As for the board’s future role, “that is up in the air,” she says, noting the board is hoping to discuss the issue with the Commission.
Buchanan says the federal government has promised licenses to grow and sell tobacco, but how system will evolve and what the board’s role will be – or if there will even be a board - are open-ended questions. BF
Comments
The Commission has to let the Board finish what they started. They have not yet secured a complete package for the growers. Reliquishing our quota for $1.05 does not cut it. Once the debts are paid off the farmers are left with little to absolutely nothing - many are still in huge debt. The lawsuit will pay for itself and the board is working on behalf of their membership. If the board is pursuing a crop for tobacco farmers to transition to then the Commission should realize that this is the most responsible thing the Board can do for its members and let it be. If the mandate of the Board has to be adjusted to allow all this then so be it. Let the people do their job. They have the ways, means and knowleged to continue on on our behalf. Why on earth would your replace them or dissolve the board when they are not finished. Again Common Sense -why is it when we are dealing with the government common sense dissapears?
This is typical of the Liberal government the farm products commission.I wonder who they really work for ???

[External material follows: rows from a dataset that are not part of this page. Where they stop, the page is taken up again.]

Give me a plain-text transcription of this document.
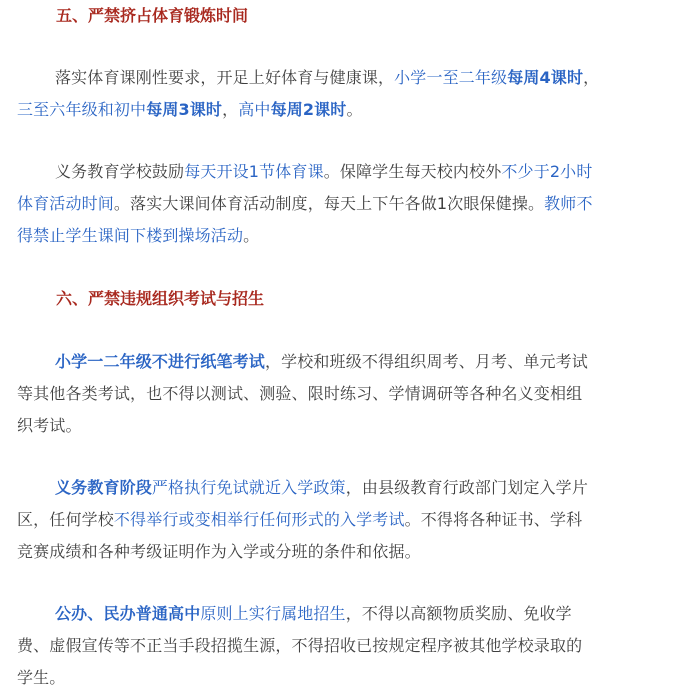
五、严禁挤占体育锻炼时间
落实体育课刚性要求，开足上好体育与健康课，小学一至二年级每周4课时，
三至六年级和初中每周3课时，高中每周2课时。
义务教育学校鼓励每天开设1节体育课。保障学生每天校内校外不少于2小时
体育活动时间。落实大课间体育活动制度，每天上下午各做1次眼保健操。教师不
得禁止学生课间下楼到操场活动。
六、严禁违规组织考试与招生
小学一二年级不进行纸笔考试，学校和班级不得组织周考、月考、单元考试
等其他各类考试，也不得以测试、测验、限时练习、学情调研等各种名义变相组
织考试。
义务教育阶段严格执行免试就近入学政策，由县级教育行政部门划定入学片
区，任何学校不得举行或变相举行任何形式的入学考试。不得将各种证书、学科
竞赛成绩和各种考级证明作为入学或分班的条件和依据。
公办、民办普通高中原则上实行属地招生，不得以高额物质奖励、免收学
费、虚假宣传等不正当手段招揽生源，不得招收已按规定程序被其他学校录取的
学生。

This is what happens when people with political aspirations are place in positions of Authority; they become lackeys to those that put them there
Minister Dombrowsky should hang her head in shame that she is allowing this to happen. The liberal government under Premier Dalton McGuinty is refusing to participate in the Federal buyout program and using the FPMC to limit producers’ ability to fight the issue.
We as tobacco farmers should take a page from the pork producers who have also had the ability of the producer elected board to manage its affairs undermined by a FPMC. Appeal the orders of the FPMC to the Appeals Tribunal. Then we can continue as we please while the tribunal sorts the mess out.
Limbo down FPMC you are continuing to lower the bar for Ontario Agriculture.
About time government took control of this cesspool of self-serving individuals. Ontario Farm Products Marketing Commission needs to get rid of them asap for the sake of Canadian taxpayers. The Commission should be suing them for self-dealing and fraud on the taxpayers.
Very strong words - you sure do NOT know what you are talking about.
The lawsuit will move forward with or without the board. The province has really stiffed the growers. The growers who left in 2005 got $1.74 and sold their equipment into a decent market. Unfortunately, the funding for the TAPP program could not accommodate all of the growers who wanted to leave. Now, the remaining growers are stuck with $1.05 and no market for machinery. How are we supposed to invest for a transition when there is still bank debt from tobacco?
The government has taken at gunpoint the quota for which I paid. My equipment has been made worthless. Even the price of scrap is down. The government has expropriated my family's livelihood at 30 cents on the dollar.
And to make it a double whammy, many of the people from the area who used to work in tobacco have been laid off from their transition jobs in the auto parts industry.